Mark Campanale, a former fund manager with Henderson Global Investors, said the Carbon Tracker Initiative will soon open a New York branch to work with partners on Wall Street.

“The goal is to bring our analysis into the Wall Street mainstream on the energy side, share data and explain our carbon cost curves,” he said.

Since launching in 2011, CTI has stress tested the business case of leading oil, gas and coal companies in the context of incoming policies to tackle climate change.

Terrifying math: How Carbon Tracker changed the climate debate

Where stocks in BP, Shell, Exxon, Chevron and Peabody were long seen as safe bets, the group said the majority of their reserves were unburnable if the world wants to avoid 2C warming.

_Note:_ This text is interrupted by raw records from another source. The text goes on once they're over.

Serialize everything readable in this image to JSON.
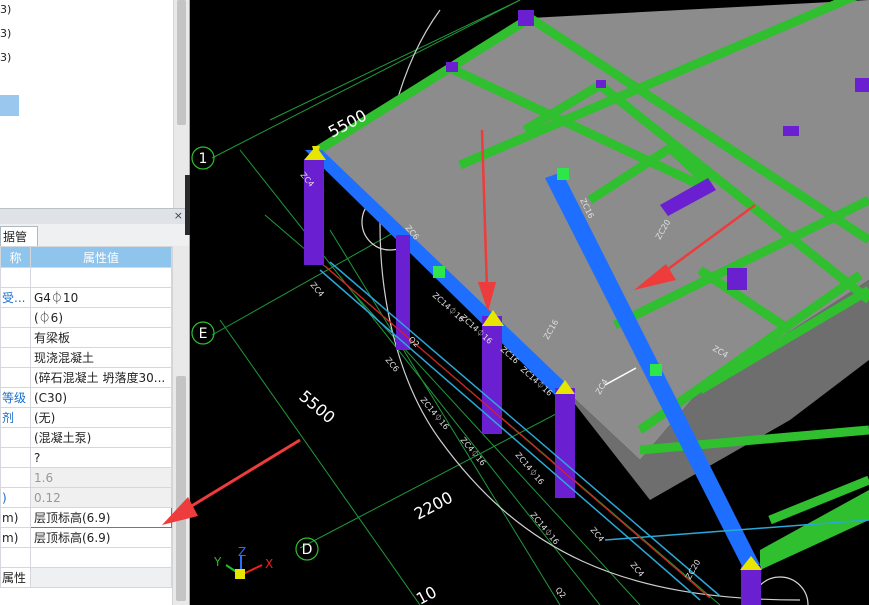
{
  "tree": {
    "items": [
      {
        "label": "3)"
      },
      {
        "label": "3)"
      },
      {
        "label": "3)"
      }
    ]
  },
  "panel": {
    "close_label": "×",
    "tab_label": "据管理"
  },
  "table": {
    "header_name": "称",
    "header_value": "属性值",
    "rows": [
      {
        "name": "",
        "value": ""
      },
      {
        "name": "受...",
        "value": "G4⏀10"
      },
      {
        "name": "",
        "value": "(⏀6)"
      },
      {
        "name": "",
        "value": "有梁板"
      },
      {
        "name": "",
        "value": "现浇混凝土"
      },
      {
        "name": "",
        "value": "(碎石混凝土 坍落度30..."
      },
      {
        "name": "等级",
        "value": "(C30)"
      },
      {
        "name": "剂",
        "value": "(无)"
      },
      {
        "name": "",
        "value": "(混凝土泵)"
      },
      {
        "name": "",
        "value": "?"
      },
      {
        "name": "",
        "value": "1.6"
      },
      {
        "name": ")",
        "value": "0.12"
      },
      {
        "name": "m)",
        "value": "层顶标高(6.9)"
      },
      {
        "name": "m)",
        "value": "层顶标高(6.9)"
      },
      {
        "name": "",
        "value": ""
      },
      {
        "name": "属性",
        "value": ""
      }
    ]
  },
  "viewport": {
    "axis_labels": {
      "one": "1",
      "e": "E",
      "d": "D"
    },
    "dimensions": {
      "d1": "5500",
      "d2": "5500",
      "d3": "2200",
      "d4": "10"
    },
    "annotations": {
      "a1": "ZC4",
      "a2": "ZC6",
      "a3": "ZC6",
      "a4": "ZC4",
      "a5": "ZC14⏀16",
      "a6": "ZC14⏀16",
      "a7": "Q2",
      "a8": "ZC14⏀16",
      "a9": "ZC4",
      "a10": "ZC16",
      "a11": "ZC16",
      "a12": "ZC4",
      "a13": "ZC16",
      "a14": "ZC14⏀16",
      "a15": "ZC4⏀16",
      "a16": "ZC14⏀16",
      "a17": "ZC14⏀16",
      "a18": "ZC4",
      "a19": "ZC4",
      "a20": "Q2",
      "a21": "ZC20",
      "a22": "ZC20"
    },
    "gizmo": {
      "x": "X",
      "y": "Y",
      "z": "Z"
    }
  },
  "colors": {
    "slab": "#8c8c8c",
    "beam_green": "#2fbf2f",
    "beam_blue": "#1e6fff",
    "column_purple": "#6a1fd0",
    "arrow_red": "#ee3b3b"
  }
}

But while energy analysts and fund managers are now considering these risks in London, a different mentality wedded to fossil fuel growth remains in the US, said Campanale.

“I think they have still got a ‘climate is not to do with my job as an analyst’ mentality,” he said. ” That’s politics.”

Campanale cited a recent report released by top fund manager Blackrock which said all investors “should incorporate climate change awareness into their investment processes”.

Most of its inputs were London-based, he suggested, adding it was unclear how committed Blackrock’s US arm was on climate risk analysis.

“The folks in New York can take a different view than London. Blackrock in London are very negative on coal, but it’s hard to see if that’s shared,” he added.

That divide could explain why Blackrock voted against a climate change shareholder resolution at ExxonMobil’s AGM earlier this year.